Kotobuki's Black Ghost


  • Non-Human Head: It has something that looks like an overly long neck without a head.
  • Winged Humanoid: It has wings rather than arms, the only black ghost in the series to display such a feature.

    Hanae Yamanaka 

Hanae Yamanaka

Voiced by: Tamie Kubota (Japanese), Barbara Goodson (English)

An elderly woman who gives Kei shelter for a while.


  • Cool Old Lady: She sympathizes with Kei's situation and lets him take refuge with her.
  • Defiant Captive: When she's taken hostage by Kita, she doesn't cry or beg for her life, instead just telling him to get it over with.
  • Secret-Keeper: She knows Kei's true identity, but tries to pass him off as her grandson.

    Kita 

Kita

Voiced by: Shoto Kashii (Japanese), Jamieson Price (English)

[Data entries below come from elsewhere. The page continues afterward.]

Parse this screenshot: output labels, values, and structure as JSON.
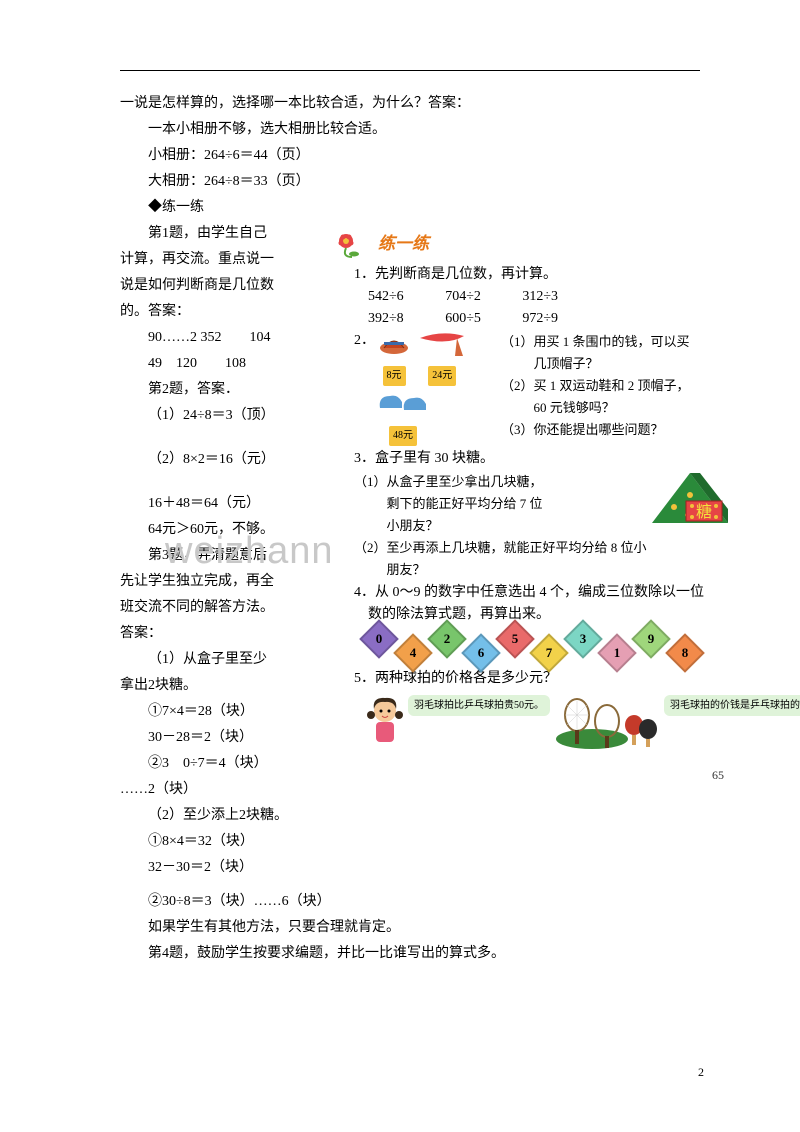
{
  "intro": {
    "l1": "一说是怎样算的，选择哪一本比较合适，为什么？答案：",
    "l2": "一本小相册不够，选大相册比较合适。",
    "l3": "小相册：264÷6＝44（页）",
    "l4": "大相册：264÷8＝33（页）",
    "l5": "◆练一练"
  },
  "left": {
    "p1a": "第1题，由学生自己",
    "p1b": "计算，再交流。重点说一",
    "p1c": "说是如何判断商是几位数",
    "p1d": "的。答案：",
    "ans1a": "90……2 352　　104",
    "ans1b": "49　120　　108",
    "p2a": "第2题，答案．",
    "a2_1": "（1）24÷8＝3（顶）",
    "a2_2": "（2）8×2＝16（元）",
    "a2_3": "16＋48＝64（元）",
    "a2_4": "64元＞60元，不够。",
    "p3a": "第3题，弄清题意后，",
    "p3b": "先让学生独立完成，再全",
    "p3c": "班交流不同的解答方法。",
    "p3d": "答案：",
    "a3_1a": "（1）从盒子里至少",
    "a3_1b": "拿出2块糖。",
    "a3_c1": "①7×4＝28（块）",
    "a3_c2": "30－28＝2（块）",
    "a3_c3": "②3　0÷7＝4（块）",
    "a3_c4": "……2（块）",
    "a3_2": "（2）至少添上2块糖。",
    "a3_d1": "①8×4＝32（块）",
    "a3_d2": "32－30＝2（块）"
  },
  "bottom": {
    "b1": "②30÷8＝3（块）……6（块）",
    "b2": "如果学生有其他方法，只要合理就肯定。",
    "b3": "第4题，鼓励学生按要求编题，并比一比谁写出的算式多。"
  },
  "tb": {
    "title": "练一练",
    "q1": "1．先判断商是几位数，再计算。",
    "q1nums": [
      "542÷6",
      "704÷2",
      "312÷3",
      "392÷8",
      "600÷5",
      "972÷9"
    ],
    "q2": {
      "num": "2．",
      "prices": {
        "hat": "8元",
        "scarf": "24元",
        "shoes": "48元"
      },
      "t1": "（1）用买 1 条围巾的钱，可以买",
      "t1b": "几顶帽子？",
      "t2": "（2）买 1 双运动鞋和 2 顶帽子，",
      "t2b": "60 元钱够吗？",
      "t3": "（3）你还能提出哪些问题？"
    },
    "q3": {
      "head": "3．盒子里有 30 块糖。",
      "t1": "（1）从盒子里至少拿出几块糖，",
      "t1b": "剩下的能正好平均分给 7 位",
      "t1c": "小朋友？",
      "t2": "（2）至少再添上几块糖，就能正好平均分给 8 位小",
      "t2b": "朋友？",
      "candy_label": "糖"
    },
    "q4": {
      "head": "4．从 0～9 的数字中任意选出 4 个，编成三位数除以一位",
      "head2": "数的除法算式题，再算出来。",
      "cards": [
        "0",
        "4",
        "2",
        "6",
        "5",
        "7",
        "3",
        "1",
        "9",
        "8"
      ],
      "card_colors": [
        "#8a6dc4",
        "#f2a04a",
        "#78c56b",
        "#74bfe9",
        "#e96a6a",
        "#f2d24a",
        "#7cd6c4",
        "#e59fb3",
        "#9fd67c",
        "#f28a4a"
      ]
    },
    "q5": {
      "head": "5．两种球拍的价格各是多少元？",
      "bubble1": "羽毛球拍比乒乓球拍贵50元。",
      "bubble2": "羽毛球拍的价钱是乒乓球拍的3倍。"
    },
    "page": "65"
  },
  "watermark": "weizhannet.com",
  "footer": "2"
}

An old man living near Hanae.


  • Asshole Victim: Considering that he tried to kill Yamanaka out of a pretty grudge against Kei, no one's exactly shedding tears over him when Kei takes his life.
  • Jerkass: He hates Kei not because he believes he's a threat to society, but because he invested a lot of money into Grant Pharmaceutical and feels entitled to revenge after Sato destroys the company.
  • Make It Look Like A Suicide: According to Kei, he tried his best to make his death look like a suicide.

    Shinya Nakamura 

Shinya Nakamura

https://static.tvtropes.org/pmwiki/pub/images/screenshot_2023_08_26_124133.png
Voiced by: Yūki Kaji (Japanese)

The central character of the Nakamura Shinya Incident. A college student who discovered that he was an Ajin after a motorcycle accident.


  • A Day in the Limelight: At the end of Volume 2, there's a one-off chapter dedicated to elaborating on just what happened in the Nakamura Shinya Incident.
  • Unstoppable Rage: After Yusuke gets killed by government agents, he goes into a complete rage, creating multiple IBMs that slaughter through the agents.

    Jun Suzuki 

Jun Suzuki

Dr. Ogura's assistant in the USA. The first ever known Ajin in Japan, whom the US Government coerced Japan to hand over as they did not have an Asian female Ajin specimen.


  • Fate Worse than Death: Averted. She definitely lucked out when the Americans coerced Japan into handing her over, saving her from years of horrid torture.
  • Genki Girl: She is arguably the most upbeat non-sociopath character in the manga.
  • Minor Major Character: She's clearly a big deal in Ajin research, but she only appears a handful of times in the actual manga.

    Yusuke 

Yuusuke

Shinya's best friend.


  • The Bus Came Back: Kinda. His dead body makes a brief reappearance in chapter 46.
  • Senseless Sacrifice: Sadly, despite sacrificing himself for Shinya, the government agents still have Shinya cornered. However, his death did in fact trigger Shinya to go into an Unstoppable Rage.
  • Taking the Bullet: He takes a bullet for Shinya when government agents corner the two. He seemed to have fully believed that Shinya is still a human and not an Ajin even until the last moment.

    Akiyama 

Akiyama

https://static.tvtropes.org/pmwiki/pub/images/screenshot_2023_08_03_085049.png

An ajin who works as a firefighter.


  • 11th-Hour Ranger: Helps the others to take down Sato during the final battle.
  • Back for the Finale: Comes back into the story after Kou rescues him from the steel drum he was trapped in.
  • Cassandra Truth: He tells Tanaka that he's being manipulated by Sato and that all they're going to do by commiting mass murder is to cause the rest of society to hate ajin. Tanaka himself admits that Akiyama was right.
  • Everyone Has Standards: He comes to the initial Resistance meeting, but ducts out after finding out Sato plans to commit mass murder.
  • Nice Guy: He's shown to be a pretty altruistic guy, given that he immediately tries to dissuade Ko from getting involved in a potentially dangerous group.